Ocorre-me dizer, se a memória não me trai, que foi  a primeira vez em toda esta existência que me atribuíram tal palavra. Um simpático contributo para o enriquecimento do compêndio de nobres títulos qualificativos, apreciativos e depreciativos, com que me vão cognominando.

Ciente do significado desta agradável palavrinha da qual não encontrei em mim qualquer memória muscular capaz de despoletar repentinas alterações químicas e palpitações desenfreadas complementadas por rubores, trémulos e suores, pestanejando três vezes e  três vezes bocejando inquiri o meu interlocutor se estava certo sobre o seu judicioso termo.

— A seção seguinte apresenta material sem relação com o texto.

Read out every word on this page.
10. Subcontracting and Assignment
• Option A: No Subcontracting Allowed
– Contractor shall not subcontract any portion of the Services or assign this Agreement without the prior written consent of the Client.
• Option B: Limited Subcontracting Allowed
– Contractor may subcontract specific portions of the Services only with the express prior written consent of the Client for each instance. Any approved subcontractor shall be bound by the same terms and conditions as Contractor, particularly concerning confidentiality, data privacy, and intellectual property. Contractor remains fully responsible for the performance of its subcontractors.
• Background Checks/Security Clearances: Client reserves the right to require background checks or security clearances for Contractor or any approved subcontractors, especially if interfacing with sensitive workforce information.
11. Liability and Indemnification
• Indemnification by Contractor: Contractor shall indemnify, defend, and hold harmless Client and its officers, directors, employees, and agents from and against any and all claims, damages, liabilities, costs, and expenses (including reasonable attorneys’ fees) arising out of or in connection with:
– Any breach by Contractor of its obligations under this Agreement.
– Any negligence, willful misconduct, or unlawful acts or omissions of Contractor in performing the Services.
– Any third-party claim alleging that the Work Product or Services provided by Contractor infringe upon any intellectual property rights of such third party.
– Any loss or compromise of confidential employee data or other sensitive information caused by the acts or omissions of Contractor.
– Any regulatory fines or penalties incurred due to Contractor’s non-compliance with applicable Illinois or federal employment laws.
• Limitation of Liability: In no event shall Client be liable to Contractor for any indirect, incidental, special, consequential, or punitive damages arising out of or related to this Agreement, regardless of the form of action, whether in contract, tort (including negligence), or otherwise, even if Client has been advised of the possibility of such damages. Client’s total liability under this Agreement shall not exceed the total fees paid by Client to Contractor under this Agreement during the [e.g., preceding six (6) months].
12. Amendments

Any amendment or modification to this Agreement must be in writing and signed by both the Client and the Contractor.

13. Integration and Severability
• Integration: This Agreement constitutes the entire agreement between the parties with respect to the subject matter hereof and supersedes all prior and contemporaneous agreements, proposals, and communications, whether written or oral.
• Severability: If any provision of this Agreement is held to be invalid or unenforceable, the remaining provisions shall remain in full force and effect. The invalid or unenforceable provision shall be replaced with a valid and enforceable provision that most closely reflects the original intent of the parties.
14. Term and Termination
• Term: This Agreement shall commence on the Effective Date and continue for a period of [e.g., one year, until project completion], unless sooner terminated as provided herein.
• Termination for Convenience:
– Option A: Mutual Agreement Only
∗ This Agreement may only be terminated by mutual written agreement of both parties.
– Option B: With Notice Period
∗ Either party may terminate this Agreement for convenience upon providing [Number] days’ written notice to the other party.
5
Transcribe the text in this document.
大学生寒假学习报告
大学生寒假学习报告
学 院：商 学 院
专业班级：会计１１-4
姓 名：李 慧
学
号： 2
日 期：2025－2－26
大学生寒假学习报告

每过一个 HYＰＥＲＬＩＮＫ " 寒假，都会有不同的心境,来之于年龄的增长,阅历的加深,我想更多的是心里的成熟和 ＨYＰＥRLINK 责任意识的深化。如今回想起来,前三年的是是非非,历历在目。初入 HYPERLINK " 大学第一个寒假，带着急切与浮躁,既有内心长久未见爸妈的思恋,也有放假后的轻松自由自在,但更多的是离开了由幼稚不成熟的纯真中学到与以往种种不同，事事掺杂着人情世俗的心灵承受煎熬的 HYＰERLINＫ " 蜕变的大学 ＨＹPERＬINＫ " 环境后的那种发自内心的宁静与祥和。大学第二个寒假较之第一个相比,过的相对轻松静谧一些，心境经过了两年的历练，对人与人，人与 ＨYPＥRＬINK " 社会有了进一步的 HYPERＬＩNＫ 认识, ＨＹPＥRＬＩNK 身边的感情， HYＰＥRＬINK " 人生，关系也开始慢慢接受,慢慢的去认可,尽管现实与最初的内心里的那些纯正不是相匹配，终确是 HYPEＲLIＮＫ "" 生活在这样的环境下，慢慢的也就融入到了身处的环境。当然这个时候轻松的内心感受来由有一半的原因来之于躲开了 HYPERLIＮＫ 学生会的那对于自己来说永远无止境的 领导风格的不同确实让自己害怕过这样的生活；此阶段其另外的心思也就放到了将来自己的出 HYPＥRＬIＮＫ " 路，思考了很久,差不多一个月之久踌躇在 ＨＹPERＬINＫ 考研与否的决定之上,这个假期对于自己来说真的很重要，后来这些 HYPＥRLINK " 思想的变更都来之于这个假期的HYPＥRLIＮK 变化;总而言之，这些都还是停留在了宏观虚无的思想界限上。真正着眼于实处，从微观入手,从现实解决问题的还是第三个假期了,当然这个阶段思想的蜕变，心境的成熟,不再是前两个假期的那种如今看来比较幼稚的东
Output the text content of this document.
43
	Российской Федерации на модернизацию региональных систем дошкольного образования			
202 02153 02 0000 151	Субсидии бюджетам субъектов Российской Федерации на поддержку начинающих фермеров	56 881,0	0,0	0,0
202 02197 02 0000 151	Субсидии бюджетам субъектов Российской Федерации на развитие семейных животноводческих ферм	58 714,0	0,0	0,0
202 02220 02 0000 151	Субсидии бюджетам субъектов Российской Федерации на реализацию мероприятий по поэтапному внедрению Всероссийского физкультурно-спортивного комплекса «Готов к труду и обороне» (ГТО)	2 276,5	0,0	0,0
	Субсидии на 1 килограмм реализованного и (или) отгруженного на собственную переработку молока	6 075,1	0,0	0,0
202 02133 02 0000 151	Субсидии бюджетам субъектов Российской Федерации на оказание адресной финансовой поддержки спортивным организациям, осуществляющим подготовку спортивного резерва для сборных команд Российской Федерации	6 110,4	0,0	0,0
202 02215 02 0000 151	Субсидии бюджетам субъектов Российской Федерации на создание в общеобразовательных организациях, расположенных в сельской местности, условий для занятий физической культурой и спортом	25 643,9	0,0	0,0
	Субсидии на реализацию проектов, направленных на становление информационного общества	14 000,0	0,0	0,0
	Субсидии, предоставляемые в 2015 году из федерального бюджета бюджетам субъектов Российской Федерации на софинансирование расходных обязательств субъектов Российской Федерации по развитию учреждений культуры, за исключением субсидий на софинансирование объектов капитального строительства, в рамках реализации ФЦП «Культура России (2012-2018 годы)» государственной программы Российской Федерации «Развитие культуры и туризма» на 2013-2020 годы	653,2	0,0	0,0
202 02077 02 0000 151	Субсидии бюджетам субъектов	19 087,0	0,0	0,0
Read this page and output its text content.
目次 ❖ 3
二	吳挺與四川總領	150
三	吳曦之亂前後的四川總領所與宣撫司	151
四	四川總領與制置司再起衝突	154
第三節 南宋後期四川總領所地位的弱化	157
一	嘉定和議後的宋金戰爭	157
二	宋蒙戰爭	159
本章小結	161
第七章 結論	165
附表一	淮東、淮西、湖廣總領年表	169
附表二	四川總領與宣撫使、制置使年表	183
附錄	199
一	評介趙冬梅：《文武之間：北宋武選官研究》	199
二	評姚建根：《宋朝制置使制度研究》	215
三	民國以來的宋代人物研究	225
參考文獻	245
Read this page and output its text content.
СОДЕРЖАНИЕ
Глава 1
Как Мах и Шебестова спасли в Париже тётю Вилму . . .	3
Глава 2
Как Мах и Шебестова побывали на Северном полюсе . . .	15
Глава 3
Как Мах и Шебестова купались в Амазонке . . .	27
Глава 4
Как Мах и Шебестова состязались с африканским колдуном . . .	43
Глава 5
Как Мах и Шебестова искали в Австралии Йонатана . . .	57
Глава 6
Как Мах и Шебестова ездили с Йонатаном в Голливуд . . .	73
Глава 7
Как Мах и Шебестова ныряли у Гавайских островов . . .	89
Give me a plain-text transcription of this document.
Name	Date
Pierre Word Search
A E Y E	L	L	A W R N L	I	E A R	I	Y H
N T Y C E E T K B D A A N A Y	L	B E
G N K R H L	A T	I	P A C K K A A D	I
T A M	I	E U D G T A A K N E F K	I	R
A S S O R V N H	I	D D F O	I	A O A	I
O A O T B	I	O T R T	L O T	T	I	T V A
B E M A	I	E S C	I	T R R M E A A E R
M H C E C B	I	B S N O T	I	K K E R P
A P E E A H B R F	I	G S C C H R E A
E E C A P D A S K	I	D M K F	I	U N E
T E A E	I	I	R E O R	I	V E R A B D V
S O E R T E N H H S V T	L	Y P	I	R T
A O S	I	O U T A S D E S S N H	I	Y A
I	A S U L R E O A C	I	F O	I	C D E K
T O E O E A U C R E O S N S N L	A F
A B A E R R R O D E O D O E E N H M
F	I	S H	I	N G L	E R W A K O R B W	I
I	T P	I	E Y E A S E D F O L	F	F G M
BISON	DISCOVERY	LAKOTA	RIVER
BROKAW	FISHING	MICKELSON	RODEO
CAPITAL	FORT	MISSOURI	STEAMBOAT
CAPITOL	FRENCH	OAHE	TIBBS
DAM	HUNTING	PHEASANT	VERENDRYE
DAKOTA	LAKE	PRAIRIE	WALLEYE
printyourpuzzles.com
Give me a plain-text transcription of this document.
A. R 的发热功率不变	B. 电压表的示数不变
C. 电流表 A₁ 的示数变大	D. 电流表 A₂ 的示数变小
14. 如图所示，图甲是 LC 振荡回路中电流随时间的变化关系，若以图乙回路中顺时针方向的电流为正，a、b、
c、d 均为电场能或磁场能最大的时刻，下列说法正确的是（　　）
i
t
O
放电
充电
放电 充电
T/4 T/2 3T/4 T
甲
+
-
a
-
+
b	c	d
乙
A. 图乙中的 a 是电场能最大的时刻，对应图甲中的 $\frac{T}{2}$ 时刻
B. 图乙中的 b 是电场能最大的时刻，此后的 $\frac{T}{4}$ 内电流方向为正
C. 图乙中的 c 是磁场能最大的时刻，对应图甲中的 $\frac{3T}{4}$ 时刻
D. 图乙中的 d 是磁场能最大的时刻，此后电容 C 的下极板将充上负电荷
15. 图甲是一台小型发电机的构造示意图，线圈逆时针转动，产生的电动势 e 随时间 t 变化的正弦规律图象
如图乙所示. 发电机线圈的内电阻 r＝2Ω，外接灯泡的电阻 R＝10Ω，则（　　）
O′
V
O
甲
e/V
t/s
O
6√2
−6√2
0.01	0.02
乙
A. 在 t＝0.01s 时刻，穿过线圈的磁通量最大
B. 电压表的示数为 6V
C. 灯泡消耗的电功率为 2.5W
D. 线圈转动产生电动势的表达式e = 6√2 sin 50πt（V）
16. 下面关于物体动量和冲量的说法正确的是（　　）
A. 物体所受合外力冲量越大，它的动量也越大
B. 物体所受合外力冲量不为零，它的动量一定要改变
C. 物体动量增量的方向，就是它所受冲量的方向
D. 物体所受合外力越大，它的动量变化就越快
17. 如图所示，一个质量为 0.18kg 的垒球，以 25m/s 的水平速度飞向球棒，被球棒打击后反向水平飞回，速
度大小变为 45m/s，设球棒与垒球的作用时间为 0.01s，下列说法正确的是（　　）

Por certo continuará o seu caminho com a vista estropiada e vendada pela sua empoeirada crença insalubre,  um fervor monárquico decadente e ausente de modernismo e contemporaneidade, que nas suas doutas palavras de doutorada sapiência macaca, eco inflamado da sua participação no circo vimaranense, onde integrou a agitada ala dos primatas histéricos e ruidosos, sentenciou-me de ver no seu nobre senhor, o Pio, o propósito de Portugal recuperar apenas a sua história, acrescentando: antes um mau Bragança que este Cavaco!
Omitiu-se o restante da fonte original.